APUs like KAVERI are the future for AMD, Reckons Jeremy
Laird, and there are already plenty of compatible motherboards to choose from.
Has AMD
forsaken performance PC processors? That’s a very good question. Interestingly,
AMD’s latest CPU architecture – known as Steamroller – is nowhere to be seen in
its FX line of high performance CPUs.
Steamroller
is a microarchitecture developed by AMD, which succeeded Piledriver in the
beginning of 2014.
Instead,
Steamroller was launched in an APU chip packing both CPU and graphics in a
single die. Of course, all of Intel’s mainstream PC processors are actually
APUs with on-die graphics. The problem is, AMD’s APUs only extended to two CPU
modules or four cores, whereas the FX line goes up to four modules and eight
cores. The upshot of which is that if you want AMD’s most advanced processor
architecture, you can’t have its fastest performing CPU. If that seems odd,
there’s a broader context at play here: a transition the PC is going through.

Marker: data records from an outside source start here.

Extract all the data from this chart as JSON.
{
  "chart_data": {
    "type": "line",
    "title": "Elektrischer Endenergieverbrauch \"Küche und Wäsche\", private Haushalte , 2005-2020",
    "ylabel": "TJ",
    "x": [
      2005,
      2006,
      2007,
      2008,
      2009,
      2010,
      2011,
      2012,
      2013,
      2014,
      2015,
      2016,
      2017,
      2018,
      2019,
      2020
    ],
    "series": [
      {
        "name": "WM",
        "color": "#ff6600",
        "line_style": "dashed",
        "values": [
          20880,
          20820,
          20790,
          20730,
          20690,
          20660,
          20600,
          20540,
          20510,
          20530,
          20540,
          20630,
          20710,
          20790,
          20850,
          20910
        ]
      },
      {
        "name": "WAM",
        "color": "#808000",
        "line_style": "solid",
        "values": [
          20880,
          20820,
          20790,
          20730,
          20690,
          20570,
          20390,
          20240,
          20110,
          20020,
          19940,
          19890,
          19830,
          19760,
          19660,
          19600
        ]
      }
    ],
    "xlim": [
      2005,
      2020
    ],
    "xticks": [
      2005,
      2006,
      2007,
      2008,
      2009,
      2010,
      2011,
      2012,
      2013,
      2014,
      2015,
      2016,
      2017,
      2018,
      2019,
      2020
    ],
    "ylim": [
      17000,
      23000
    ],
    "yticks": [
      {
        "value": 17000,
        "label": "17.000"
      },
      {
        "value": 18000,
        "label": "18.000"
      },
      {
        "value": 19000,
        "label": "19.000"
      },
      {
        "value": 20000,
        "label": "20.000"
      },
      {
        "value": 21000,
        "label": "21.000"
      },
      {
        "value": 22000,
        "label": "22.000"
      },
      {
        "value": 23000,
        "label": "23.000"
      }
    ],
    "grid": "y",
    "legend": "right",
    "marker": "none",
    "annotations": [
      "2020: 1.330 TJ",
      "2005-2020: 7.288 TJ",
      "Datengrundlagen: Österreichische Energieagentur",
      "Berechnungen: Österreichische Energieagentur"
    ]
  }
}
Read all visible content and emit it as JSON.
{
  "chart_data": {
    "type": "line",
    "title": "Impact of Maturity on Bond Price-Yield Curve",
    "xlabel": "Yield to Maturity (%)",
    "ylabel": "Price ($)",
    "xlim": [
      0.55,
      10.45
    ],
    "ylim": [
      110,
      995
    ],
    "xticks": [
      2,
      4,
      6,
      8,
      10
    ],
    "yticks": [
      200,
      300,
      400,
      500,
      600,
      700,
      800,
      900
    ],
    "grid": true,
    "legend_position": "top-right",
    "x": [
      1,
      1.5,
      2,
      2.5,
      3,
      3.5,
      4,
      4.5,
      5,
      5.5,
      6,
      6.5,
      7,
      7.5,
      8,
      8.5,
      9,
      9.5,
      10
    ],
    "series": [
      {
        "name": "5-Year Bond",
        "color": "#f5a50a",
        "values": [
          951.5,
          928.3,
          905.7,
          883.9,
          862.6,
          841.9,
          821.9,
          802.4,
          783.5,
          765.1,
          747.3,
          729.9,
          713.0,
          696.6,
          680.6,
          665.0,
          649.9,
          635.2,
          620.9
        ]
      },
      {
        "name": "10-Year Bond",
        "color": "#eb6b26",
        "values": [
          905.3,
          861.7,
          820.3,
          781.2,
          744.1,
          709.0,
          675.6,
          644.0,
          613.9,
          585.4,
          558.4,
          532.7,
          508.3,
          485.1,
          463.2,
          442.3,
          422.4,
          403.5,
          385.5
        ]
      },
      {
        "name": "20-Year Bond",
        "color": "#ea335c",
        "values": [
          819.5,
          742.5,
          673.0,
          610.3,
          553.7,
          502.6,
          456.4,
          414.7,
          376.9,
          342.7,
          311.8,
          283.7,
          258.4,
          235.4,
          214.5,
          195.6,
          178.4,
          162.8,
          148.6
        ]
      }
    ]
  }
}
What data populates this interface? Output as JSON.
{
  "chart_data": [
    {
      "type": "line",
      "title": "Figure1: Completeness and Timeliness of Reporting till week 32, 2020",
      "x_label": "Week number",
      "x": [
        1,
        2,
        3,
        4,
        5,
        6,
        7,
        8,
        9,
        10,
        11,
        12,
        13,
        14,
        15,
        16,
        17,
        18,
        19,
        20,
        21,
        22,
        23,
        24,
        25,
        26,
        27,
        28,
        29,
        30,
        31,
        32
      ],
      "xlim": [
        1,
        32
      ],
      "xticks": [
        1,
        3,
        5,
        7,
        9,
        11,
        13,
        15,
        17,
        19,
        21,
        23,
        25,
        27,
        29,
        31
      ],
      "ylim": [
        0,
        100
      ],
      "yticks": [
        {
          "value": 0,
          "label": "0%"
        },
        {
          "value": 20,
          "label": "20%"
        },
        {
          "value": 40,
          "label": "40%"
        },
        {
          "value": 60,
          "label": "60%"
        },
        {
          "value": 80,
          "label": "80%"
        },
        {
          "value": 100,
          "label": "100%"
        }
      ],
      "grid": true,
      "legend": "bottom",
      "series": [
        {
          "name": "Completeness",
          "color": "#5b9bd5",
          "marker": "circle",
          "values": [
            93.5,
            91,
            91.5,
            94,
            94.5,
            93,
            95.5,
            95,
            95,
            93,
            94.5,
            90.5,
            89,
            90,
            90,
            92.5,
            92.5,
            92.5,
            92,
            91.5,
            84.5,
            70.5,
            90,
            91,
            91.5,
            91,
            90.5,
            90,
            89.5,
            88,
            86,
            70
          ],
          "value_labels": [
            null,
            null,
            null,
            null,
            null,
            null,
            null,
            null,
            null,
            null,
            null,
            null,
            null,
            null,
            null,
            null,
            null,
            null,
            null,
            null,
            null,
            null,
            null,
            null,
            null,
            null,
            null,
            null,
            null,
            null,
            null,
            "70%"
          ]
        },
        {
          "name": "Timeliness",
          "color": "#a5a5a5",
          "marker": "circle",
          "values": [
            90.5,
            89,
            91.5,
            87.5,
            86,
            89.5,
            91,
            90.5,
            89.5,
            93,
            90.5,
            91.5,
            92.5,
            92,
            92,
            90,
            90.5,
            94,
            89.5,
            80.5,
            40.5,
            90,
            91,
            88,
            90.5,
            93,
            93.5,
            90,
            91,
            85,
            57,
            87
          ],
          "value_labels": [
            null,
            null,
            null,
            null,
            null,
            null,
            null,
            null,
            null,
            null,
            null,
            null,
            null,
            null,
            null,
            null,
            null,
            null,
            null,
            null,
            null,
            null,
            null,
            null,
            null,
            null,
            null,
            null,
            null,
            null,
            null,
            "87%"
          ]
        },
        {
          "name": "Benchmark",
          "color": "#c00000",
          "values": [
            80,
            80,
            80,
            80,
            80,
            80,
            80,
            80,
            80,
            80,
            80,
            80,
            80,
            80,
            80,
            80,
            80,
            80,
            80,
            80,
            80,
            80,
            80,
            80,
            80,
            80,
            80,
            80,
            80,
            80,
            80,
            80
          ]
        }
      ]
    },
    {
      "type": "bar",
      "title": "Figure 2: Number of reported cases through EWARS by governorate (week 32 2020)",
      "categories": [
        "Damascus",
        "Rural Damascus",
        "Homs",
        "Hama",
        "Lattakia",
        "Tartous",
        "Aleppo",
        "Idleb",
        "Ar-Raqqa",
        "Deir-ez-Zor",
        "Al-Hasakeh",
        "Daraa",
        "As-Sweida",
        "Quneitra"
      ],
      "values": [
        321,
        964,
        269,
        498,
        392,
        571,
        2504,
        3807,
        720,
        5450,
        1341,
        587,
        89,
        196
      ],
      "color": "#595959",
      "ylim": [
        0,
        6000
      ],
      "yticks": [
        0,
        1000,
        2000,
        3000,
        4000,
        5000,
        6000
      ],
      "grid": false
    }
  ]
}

It’s been happening for several years now and while it has sometimes been a
painful process, it does help explain AMD’s strategy of late.
It’s actually
a pretty complicated transition. There’s the whole CPU-GPU convergence thing.
Then there’s the shift from pure performance to performance- per-watt. And
desktop to mobile. And big-iron boxes to cloud connected thin clients, not to
mention game streaming.
Some of these
issues overlap, but they are all pushing in the same direction, and that’s away
from hefty, standalone CPUs, towards more power-efficient, more highly
integrated, more balanced systems. And guess what? That’s exactly what AMD’s
APUs offer.
The slight
snag with this shift is that the complexities of the APUs have tended to militate
against AMD’s traditional strategy of maintaining maximum backwards socket
compatibility. Its latest APUs require the newish FM2+ socket and nothing else
will do, which means forking out for a new motherboard when you upgrade.
It was
confirmed in the latest roadmap from AMD that the company is
preparing a new FM2+ socket for their upcoming Kaveri APU
However, it
turns out that isn’t necessarily a bad thing. Whereas Intel places a pretty
hefty tax on its motherboard chipsets, AMD platforms tend to be more
accessible. What’s more, the market as a whole has smelled the coffee and AMD
APU platforms are no longer seen as simply the budget option. There are all
kinds of FM2+ boards to suit the full gambit of budgets and usage scenarios.
Nonetheless, the remit for an AMD APU-based rig is a little different from your
traditional desktop tower. Handily, that’s exactly where our round up of FM2+
boards comes in.
When we first
realized that AMD had no immediate plans to stick its new Steamroller CPU
architecture into its FX line of PC processors, it came as a bit of a shock.
Steamroller was surely borked. After all, if it was any good then AMD would put
it into FX chips. Or had the company finally run out of cash and couldn’t
afford to tool up for an FX chip based on Steamroller?
But several
months down the line, we’ve developed a more nuanced view of all things AMD.
This has made a system based on its latest APU – known as Kaveri – and a
motherboard to go with it a much more appealing proposition.
Like their
predecessors, the Kaveri chips bring AMD's CPU and
GPU cores together on a single die, but the architectures have changed.
The only bad
bit that’s proven to be true concerns Steamroller. It is indeed a dud. We don’t
mean that it’s broken or makes matters worse for AMD – even if initial
clockspeeds of Kaveri-based APUs are a little disappointing – but it isn’t the
big step forward that AMD needed in pure CPU-power terms. What we’ve also come
to realise is that there is more to Kaveri than that, and there is a broader
picture of what’s happening to the PC than just CPU performance.